J. psicanal. vol.49 no.90 São Paulo jun. 2016

 

DEPOIMENTOS DOS EDITORES

 

1993: Chaves / Menezes

 

 

Liana Pinto Chaves

Membro efetivo da SBPSP. lianapchaves@gmail.com

 

 

 

50 anos do Jornal de Psicanálise

Eu colaborei com a feitura do Jornal por quatro anos, de início de 1991 a final de 1994. O Menezes era o editor e eu sua coeditora. A partir de 1992, o Menezes cavalheirescamente me convidou para ser editora junto com ele. Considero esse gesto uma expressão do ambiente amistoso em que trabalhávamos. E trabalhávamos bastante, como é sempre o caso quando se produzem publicações. E nos divertíamos. E, principalmente, pensávamos com gosto a psicanálise e suas questões. Nossa equipe trabalhou exatamente no meio dessa história de 50 anos. E nós éramos 25 anos mais jovens!

Das discussões do grupo iam surgindo os temas para cada número, sempre temas relevantes para pensar a formação dos novos analistas: a prática da teoria, o ensino de Freud, avaliação, regulamentação da análise, o ensino teórico da psicanálise, a escrita. Além dos temas que davam nome a cada número, muitos outros assuntos também entravam, cobrindo uma gama de interesses que iam se apresentando. Traduções de artigos de analistas estrangeiros, entrevistas, debates com grupos de analistas - era uma atividade bem diversificada.
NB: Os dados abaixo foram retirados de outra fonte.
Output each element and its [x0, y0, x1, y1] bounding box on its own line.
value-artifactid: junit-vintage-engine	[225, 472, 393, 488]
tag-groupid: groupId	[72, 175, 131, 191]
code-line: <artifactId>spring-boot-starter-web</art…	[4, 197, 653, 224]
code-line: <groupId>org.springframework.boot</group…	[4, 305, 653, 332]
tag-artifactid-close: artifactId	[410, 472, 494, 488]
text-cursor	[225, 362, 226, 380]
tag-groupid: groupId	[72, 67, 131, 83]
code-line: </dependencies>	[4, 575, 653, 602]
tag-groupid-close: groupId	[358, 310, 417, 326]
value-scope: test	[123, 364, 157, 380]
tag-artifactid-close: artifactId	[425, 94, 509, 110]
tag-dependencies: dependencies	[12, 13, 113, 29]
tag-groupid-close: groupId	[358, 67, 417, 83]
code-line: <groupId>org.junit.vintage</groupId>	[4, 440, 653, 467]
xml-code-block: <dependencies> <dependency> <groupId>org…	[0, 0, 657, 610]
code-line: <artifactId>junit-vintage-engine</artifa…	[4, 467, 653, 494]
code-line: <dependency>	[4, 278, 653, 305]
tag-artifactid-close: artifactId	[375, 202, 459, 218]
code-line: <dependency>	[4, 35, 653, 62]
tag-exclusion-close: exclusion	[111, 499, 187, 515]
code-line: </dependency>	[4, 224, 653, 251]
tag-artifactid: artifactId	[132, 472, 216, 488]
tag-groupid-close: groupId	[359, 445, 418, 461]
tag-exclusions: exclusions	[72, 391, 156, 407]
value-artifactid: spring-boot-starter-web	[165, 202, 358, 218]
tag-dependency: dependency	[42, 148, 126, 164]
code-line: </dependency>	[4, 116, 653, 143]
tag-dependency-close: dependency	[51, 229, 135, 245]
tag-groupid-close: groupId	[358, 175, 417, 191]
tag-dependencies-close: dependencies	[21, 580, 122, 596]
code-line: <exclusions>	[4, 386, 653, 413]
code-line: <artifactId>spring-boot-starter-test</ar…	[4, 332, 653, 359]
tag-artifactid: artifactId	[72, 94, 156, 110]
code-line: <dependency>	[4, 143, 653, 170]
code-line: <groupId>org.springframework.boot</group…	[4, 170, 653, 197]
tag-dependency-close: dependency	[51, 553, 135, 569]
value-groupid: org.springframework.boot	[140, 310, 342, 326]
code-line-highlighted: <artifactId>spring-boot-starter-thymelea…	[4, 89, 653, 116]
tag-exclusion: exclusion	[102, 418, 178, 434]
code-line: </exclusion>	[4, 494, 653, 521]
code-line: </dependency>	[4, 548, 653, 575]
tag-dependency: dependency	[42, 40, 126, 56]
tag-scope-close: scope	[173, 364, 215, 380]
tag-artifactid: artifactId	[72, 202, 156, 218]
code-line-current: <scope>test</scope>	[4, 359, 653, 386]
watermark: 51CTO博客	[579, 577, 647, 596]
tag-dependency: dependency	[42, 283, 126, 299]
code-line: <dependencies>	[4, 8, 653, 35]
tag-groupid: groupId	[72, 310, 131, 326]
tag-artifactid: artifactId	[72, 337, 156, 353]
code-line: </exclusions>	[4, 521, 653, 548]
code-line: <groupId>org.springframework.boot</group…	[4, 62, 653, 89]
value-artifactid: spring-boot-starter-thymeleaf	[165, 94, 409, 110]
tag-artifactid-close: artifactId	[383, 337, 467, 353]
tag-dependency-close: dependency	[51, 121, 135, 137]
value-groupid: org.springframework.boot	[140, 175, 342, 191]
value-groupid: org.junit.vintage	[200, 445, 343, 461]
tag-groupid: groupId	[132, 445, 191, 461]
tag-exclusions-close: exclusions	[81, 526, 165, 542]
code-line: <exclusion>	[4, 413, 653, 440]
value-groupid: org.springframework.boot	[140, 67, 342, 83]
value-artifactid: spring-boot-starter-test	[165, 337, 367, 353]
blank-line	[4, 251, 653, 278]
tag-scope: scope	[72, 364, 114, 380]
Lembro-me bem de algumas conversas com pessoas que tiveram seus artigos recusados em que procurávamos da maneira mais construtiva possível apresentar os motivos da recusa ou, então, sugestões de como melhorar o texto. Tarefa sempre delicada e nem sempre bem-sucedida.

Foi-me pedido que eu escolhesse um artigo desse período que eu considero mais interessante. Diante do desafio, fiquei com dois! Entre les deux mon coeur balance: "Da escuta ao trabalho da escrita", do Menezes, de 1994, e "Análise didática: uma história feita de críticas", de Fabio Herrmann, de 1993. Ambos são ótimos, vazados num estilo convidativo, estimulantes. O Fabio com a sua verve habitual e um jeito sempre inesperado de encarar as questões e o Menezes com uma grande finura no emprego das palavras e no bordado dos seus argumentos.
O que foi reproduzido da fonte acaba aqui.